Friday was another issue altogether. I was starving in the morning and felt like I went 10 rounds in a cage match with Mothra and Mickey Rourke. Thankfully the office gods were kind to me, and I was able to spend time hydrating myself. I'm sure people thought it was weird that I moved the water cooler next to my desk, but it was much easier to get my head under the spout from the comfort of my own chair. I escaped the confines of my white collar work camp on time to jump right into the indentured servitude of my second job. I'm pretty sure everyone is home from the shore and they were all out Friday night. Its so much better when the bar is busy, more ass to look at, more meatheads to size up. Its like you are actually accomplishing something. Yeah I realize I spent 3 paragraphs on 9/11 and the right to vote and I'm referring to standing around a bar as "accomplishing something", go somewhere else if you don't like it. I got picked up by some girl from Hacketstown, but lost track of her before digits could be pulled, the downside of being busy is it allows less time for game. I'll have to get back into the 2 minute drill rather than the cricket match of summer. Not a bad night though, no problems, and its good to see the regulars.

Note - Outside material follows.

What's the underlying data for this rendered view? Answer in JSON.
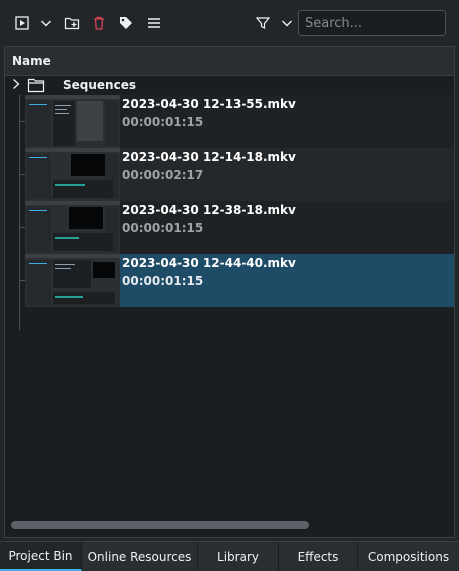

Needless to say I slept in Saturday. I put a hurting on my pillow, thankfully all I had to accomplish was watch college football. I went over to my friend Brendan's house, he's been there since April, this was the first time I'm seeing it. Think we've been busy? Its a nice two floor townhouse in Morristown. Brendan bought the largest LCD TV known to man. I believe it was constructed by 25,000 Egyptian slaves and houses the sarcophagus of Jackie Gleason. Notre Dame kicked the hell out of Penn State. Which is good news because Brendan, Kevin and I are traveling to South Bend on Friday. The ancient rivalry of ND vs. Michigan will be viewed live under the Indiana sky, but that will probably pail in comparison to watching it in HD on Brendan's TV. I left B's to get to the bar a little early. We have a new bouncer who hopefully will be filling in for me when I finally get the hell out of Dodge. Training a bouncer is probably the most ridiculous thing you could ever do. As long as you can read numbers and stand around you are in business. Granted paying attention and being able to handle yourself is a bonus, but you can't really train that. I welcomed Mike to the easiest job in the world. It was slower Saturday, so I got to hang out with some people and walk around more. No real action to speak of, some girl lost her lunch in the bathroom, spinach is never nice the second time around.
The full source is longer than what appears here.